Fine, thanks for your interest.
I tried to contribute some time ago to commons math, but was pretty soundly
dismissed. My interest in helping did not survive the contact.
I'm sorry about this. I apologize on behalf of the commons guys and hope
you will reconsider the situation.
The major issue in integrating the two is the fairly limited Vector/Matrix
class structure in commons math. In mahout, we need to be able to have
special implementations so that we can drive parallel implementations
easily.
I am ready to help adapt linear algebra in [math] (this is our way to
talk about commons sub-project). We released version 1.2 a few weeks ago
with almost no change in linear algebra parts except for QR
decomposition. This release had to be compatibile with version 1.1, so
no more change could have been included then.
The next version will probably be 2.0 since we already need to introduce
some incompatibility to implement some requests for changes. This would
be an opportunity to introduce changes you may need. Working together on
this would be nice, clearly separating what should belong to [math] and
what should belong to Mahout.
Looking at the recent messages, it seems some implementations currently
being developped are based on the very basic school-teached methods,
which are really useful only for concepts teaching and should be avoided
in real life applications. For example, as you pointed yourself out one
or two days ago, computing the inverse of a Matrix is really the wrong
thing to do. [math] can help here. We do have proper implementations of
several decomposition algorithms: LU, QR, Cholesky (hidden in the new
correlated random vector generation and also in an experimental part),
SVD being on its way with already two implementation proposals in JIRA.
We also do have a generic least squares solving framework with both
simple Gauss-Newton and more robust Levenberg-Marquardt. The
optimization package introduced with 1.2 will be reworked and extended.
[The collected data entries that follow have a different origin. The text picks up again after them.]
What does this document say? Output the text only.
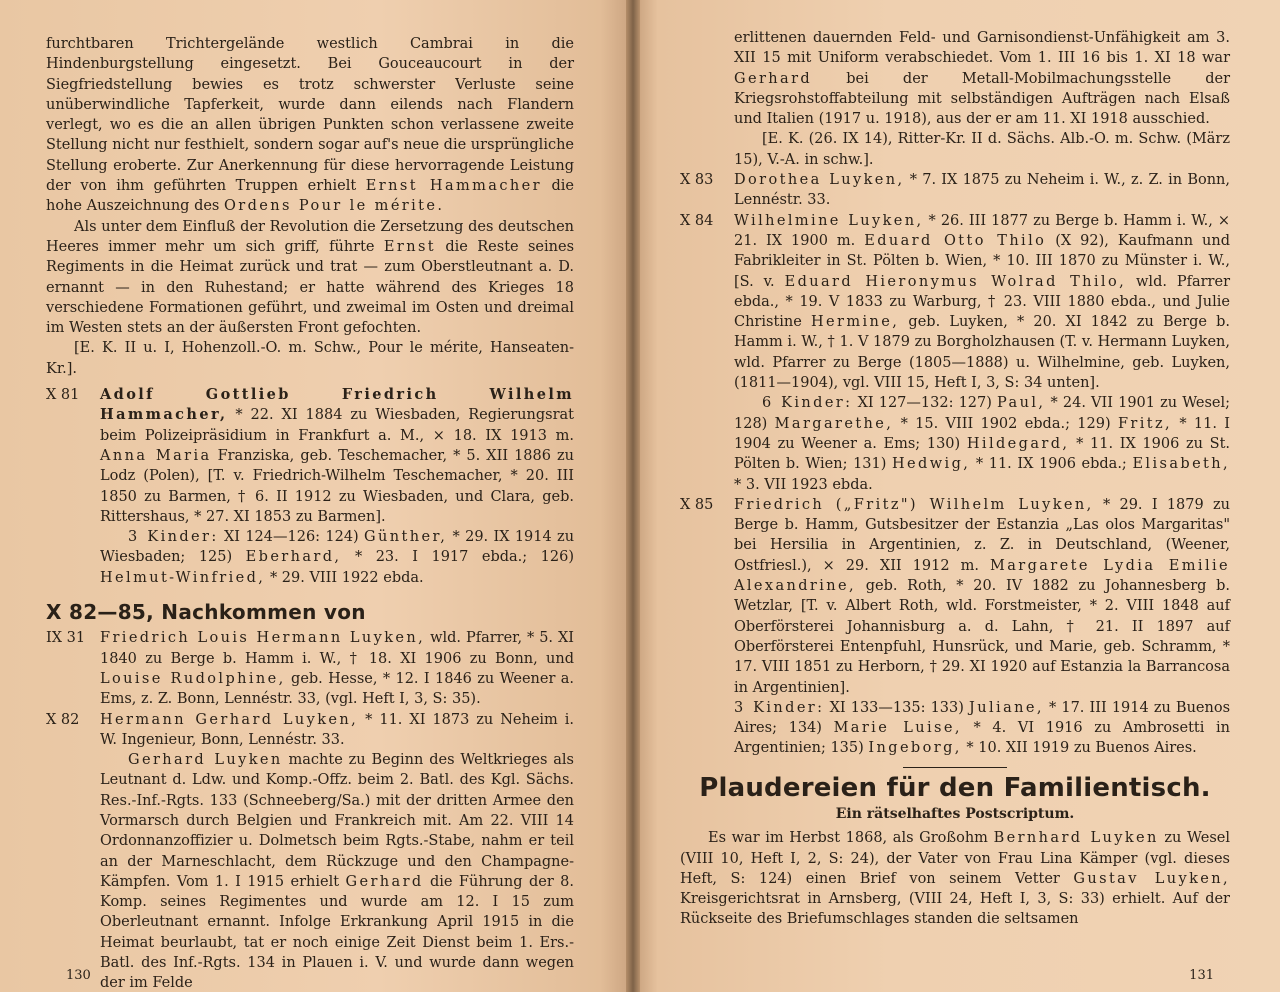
furchtbaren Trichtergelände westlich Cambrai in die Hindenburgstellung eingesetzt. Bei Gouceaucourt in der Siegfriedstellung bewies es trotz schwerster Verluste seine unüberwindliche Tapferkeit, wurde dann eilends nach Flandern verlegt, wo es die an allen übrigen Punkten schon verlassene zweite Stellung nicht nur festhielt, sondern sogar auf's neue die ursprüngliche Stellung eroberte. Zur Anerkennung für diese hervorragende Leistung der von ihm geführten Truppen erhielt Ernst Hammacher die hohe Auszeichnung des Ordens Pour le mérite.

Als unter dem Einfluß der Revolution die Zersetzung des deutschen Heeres immer mehr um sich griff, führte Ernst die Reste seines Regiments in die Heimat zurück und trat — zum Oberstleutnant a. D. ernannt — in den Ruhestand; er hatte während des Krieges 18 verschiedene Formationen geführt, und zweimal im Osten und dreimal im Westen stets an der äußersten Front gefochten.

[E. K. II u. I, Hohenzoll.-O. m. Schw., Pour le mérite, Hanseaten-Kr.].

X 81	Adolf Gottlieb Friedrich Wilhelm Hammacher, * 22. XI 1884 zu Wiesbaden, Regierungsrat beim Polizeipräsidium in Frankfurt a. M., × 18. IX 1913 m. Anna Maria Franziska, geb. Teschemacher, * 5. XII 1886 zu Lodz (Polen), [T. v. Friedrich-Wilhelm Teschemacher, * 20. III 1850 zu Barmen, † 6. II 1912 zu Wiesbaden, und Clara, geb. Rittershaus, * 27. XI 1853 zu Barmen].

3 Kinder: XI 124—126: 124) Günther, * 29. IX 1914 zu Wiesbaden; 125) Eberhard, * 23. I 1917 ebda.; 126) Helmut-Winfried, * 29. VIII 1922 ebda.

X 82—85, Nachkommen von
IX 31	Friedrich Louis Hermann Luyken, wld. Pfarrer, * 5. XI 1840 zu Berge b. Hamm i. W., † 18. XI 1906 zu Bonn, und Louise Rudolphine, geb. Hesse, * 12. I 1846 zu Weener a. Ems, z. Z. Bonn, Lennéstr. 33, (vgl. Heft I, 3, S: 35).

X 82	Hermann Gerhard Luyken, * 11. XI 1873 zu Neheim i. W. Ingenieur, Bonn, Lennéstr. 33.

Gerhard Luyken machte zu Beginn des Weltkrieges als Leutnant d. Ldw. und Komp.-Offz. beim 2. Batl. des Kgl. Sächs. Res.-Inf.-Rgts. 133 (Schneeberg/Sa.) mit der dritten Armee den Vormarsch durch Belgien und Frankreich mit. Am 22. VIII 14 Ordonnanzoffizier u. Dolmetsch beim Rgts.-Stabe, nahm er teil an der Marneschlacht, dem Rückzuge und den Champagne-Kämpfen. Vom 1. I 1915 erhielt Gerhard die Führung der 8. Komp. seines Regimentes und wurde am 12. I 15 zum Oberleutnant ernannt. Infolge Erkrankung April 1915 in die Heimat beurlaubt, tat er noch einige Zeit Dienst beim 1. Ers.-Batl. des Inf.-Rgts. 134 in Plauen i. V. und wurde dann wegen der im Felde

130

erlittenen dauernden Feld- und Garnisondienst-Unfähigkeit am 3. XII 15 mit Uniform verabschiedet. Vom 1. III 16 bis 1. XI 18 war Gerhard bei der Metall-Mobilmachungsstelle der Kriegsrohstoffabteilung mit selbständigen Aufträgen nach Elsaß und Italien (1917 u. 1918), aus der er am 11. XI 1918 ausschied.

[E. K. (26. IX 14), Ritter-Kr. II d. Sächs. Alb.-O. m. Schw. (März 15), V.-A. in schw.].

X 83	Dorothea Luyken, * 7. IX 1875 zu Neheim i. W., z. Z. in Bonn, Lennéstr. 33.

X 84	Wilhelmine Luyken, * 26. III 1877 zu Berge b. Hamm i. W., × 21. IX 1900 m. Eduard Otto Thilo (X 92), Kaufmann und Fabrikleiter in St. Pölten b. Wien, * 10. III 1870 zu Münster i. W., [S. v. Eduard Hieronymus Wolrad Thilo, wld. Pfarrer ebda., * 19. V 1833 zu Warburg, † 23. VIII 1880 ebda., und Julie Christine Hermine, geb. Luyken, * 20. XI 1842 zu Berge b. Hamm i. W., † 1. V 1879 zu Borgholzhausen (T. v. Hermann Luyken, wld. Pfarrer zu Berge (1805—1888) u. Wilhelmine, geb. Luyken, (1811—1904), vgl. VIII 15, Heft I, 3, S: 34 unten].

6 Kinder: XI 127—132: 127) Paul, * 24. VII 1901 zu Wesel; 128) Margarethe, * 15. VIII 1902 ebda.; 129) Fritz, * 11. I 1904 zu Weener a. Ems; 130) Hildegard, * 11. IX 1906 zu St. Pölten b. Wien; 131) Hedwig, * 11. IX 1906 ebda.; Elisabeth, * 3. VII 1923 ebda.

X 85	Friedrich („Fritz") Wilhelm Luyken, * 29. I 1879 zu Berge b. Hamm, Gutsbesitzer der Estanzia „Las olos Margaritas" bei Hersilia in Argentinien, z. Z. in Deutschland, (Weener, Ostfriesl.), × 29. XII 1912 m. Margarete Lydia Emilie Alexandrine, geb. Roth, * 20. IV 1882 zu Johannesberg b. Wetzlar, [T. v. Albert Roth, wld. Forstmeister, * 2. VIII 1848 auf Oberförsterei Johannisburg a. d. Lahn, † 21. II 1897 auf Oberförsterei Entenpfuhl, Hunsrück, und Marie, geb. Schramm, * 17. VIII 1851 zu Herborn, † 29. XI 1920 auf Estanzia la Barrancosa in Argentinien].

3 Kinder: XI 133—135: 133) Juliane, * 17. III 1914 zu Buenos Aires; 134) Marie Luise, * 4. VI 1916 zu Ambrosetti in Argentinien; 135) Ingeborg, * 10. XII 1919 zu Buenos Aires.

Plaudereien für den Familientisch.
Ein rätselhaftes Postscriptum.

Es war im Herbst 1868, als Großohm Bernhard Luyken zu Wesel (VIII 10, Heft I, 2, S: 24), der Vater von Frau Lina Kämper (vgl. dieses Heft, S: 124) einen Brief von seinem Vetter Gustav Luyken, Kreisgerichtsrat in Arnsberg, (VIII 24, Heft I, 3, S: 33) erhielt. Auf der Rückseite des Briefumschlages standen die seltsamen

131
The benefits to Mahout, however, would be significant. Some of the
distribution implementations would be very helpful, especially if they were
rounded out with the concept sampling in addition to computing densities and
cumulants. Having some basic linear algebra such as svd, eigenvectors and
cholesky decompositions would also help significantly (commons math only
provides LUD, if I remember, but together, the world is ours). For
comparison, Mahout so far only has a linear solver based on Cramer's method
which is a bit naïve.
I also think we can do great things together!
Mahout could [math] to its list of dependencies, probably by having
developers checking out the development version and updating it when
needed, and adding their requests using JIRA. I can handle these
requests on the commons side. I can also both give advices and submit
patches on the Mahout side. Doest this seems sensible to everybody ?
Could you explain what are the most urgent things you would need
especially from the linear algebra package ? The top element is the
RealMatrix interface, and currently we have only the dense
implementation of this interface. For sure we want to implement other
ones (sparse matrices, but also lower and upper triangular,
tri-diagonals, symmetric ...). Since we can afford API changes in 2.0,
we can both change the interface, change the implementation and add new
implementations.
Luc
On 4/10/08 4:54 AM, "[EMAIL PROTECTED]" <[EMAIL PROTECTED]> wrote:
Hello,
Currently at the ApacheCon Europe, Niall Pemberton pointed me to Isabel about
Mahout. We briefly talked together and I has a glance at your project, which I
didn't know before (sorry to have missed that).
I am one of the commons-math committers and also the developer of the Mantissa
library (I think Grant Ingersoll knows this library, I recall his name as one
of
the brave souls who noticed and solved somes bugs in it). I am not a
mathematician per se, but may help on some math-related subjects.
Some parts of commons-math may help you, and obviously some of your needs are
not addressed at all. It would be great if we could work together and improve
both projects by putting some algorithms where the better fit.
Does this proposal sound reasonable to you ?
Luc